Multisensorsystem liegt voll im Trend

Speziell im Bereich der Biotechnologie werden zunehmend faseroptische und spektroskopische Messmethoden eingesetzt, die über multivariate Datenanalysen eine Vielzahl an Prozessinformationen liefern. Da es jedoch nicht möglich ist, die zunehmende Menge an Informationen qualifiziert zu übertragen und zu verarbeiten, wird ein Teil der Datenvorverarbeitung zukünftig in den Sensor verlagert. Gerade bio- sowie lebensmitteltechnologische Prozesse lassen sich kaum anhand einzelner Messgrößen bewerten und steuern.
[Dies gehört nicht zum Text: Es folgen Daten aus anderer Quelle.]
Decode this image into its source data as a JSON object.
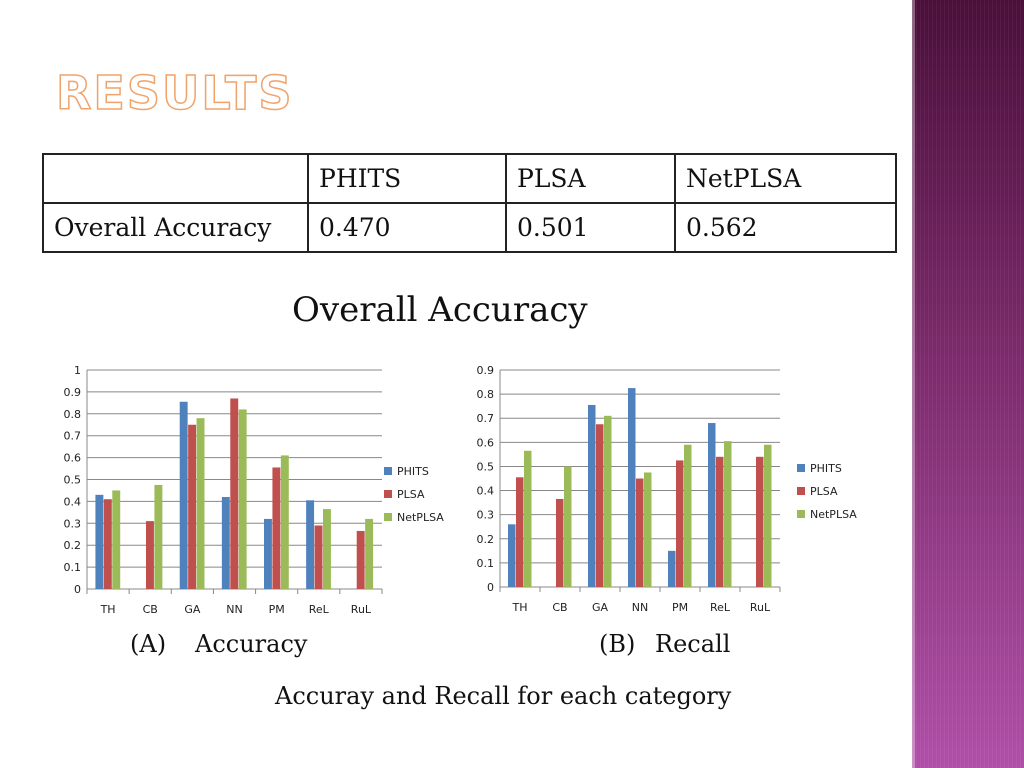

Um viele Parameter gleichzeitig und vom gleichen Ort zu erhalten, geht der Trend hin zu Multisensorsystemen.

Der Mehrwert dieser Systeme liegt in interpretierbaren Informationen, die durch eine wissensbasierte Signalverarbeitung zugänglich werden. Wird das Prozesswissen zusammengefasst und mit einer intelligenten Prozessüberwachung kombiniert, ist der Schritt zur ganzheitlichen Prozesskontrolle vollzogen: Die Definition und Beschreibung von Prozesskorridoren durch Selektion und Bewertung von Prozessprofilen, Kennlinien und Parametern führt zu Status- und Zustandsmeldungen wie „in control“ oder „out of control“. Damit lassen sich auch Aussagen zur Zuverlässigkeit und Verfügbarkeit von Anlagen ableiten und entsprechende Optimierungspotenziale ermitteln. Noch allerdings ist die Vision von der quasi selbststeuernden Anlage Zukunftsmusik, denn häufig fehlen die Schnittstellen für eine durchgängige Integration über alle Hierarchieebenen und Komponenten unterschiedlicher Hersteller. Auch die Datensicherheit, insbesondere bei der drahtlosen Übertragung, muss gewährleistet sein.

Das ist der Weg zum 
schlauen Sensor

Und wie lässt sich der Sensor der Zukunft technisch umsetzen? Der Branchenverband AMA hat im November 2017 eine Studie „Sensor Technologien 2022“ herausgegeben. „Die Studie zeigt an einigen Beispielen, wie sich völlig neue Anforderungen und Einsatzgebiete für Sensoren ergeben“, erläutert Roland Werthschützky von der TU Darmstadt, Co-Autor und Herausgeber der Studie. „Allerdings ist dazu oft eine komplexe Kombination von innovativen Sensoren, Steuerung, Miniaturisierung der Komponenten und Integration nötig.“

Wie der aktuelle Stand ist, lässt sich auf der Achema erkunden: Ob in der Ausstellung, im Kongress oder im Praxisforum „Sensor-based production control“: Entwickler, Anbieter und Anwender finden hier Ideen und Kooperationspartner auf dem Weg zum schlauen Sensor. Das Papier „Smarte Sensoren für die Biotechnologie“ ist online verfügbar.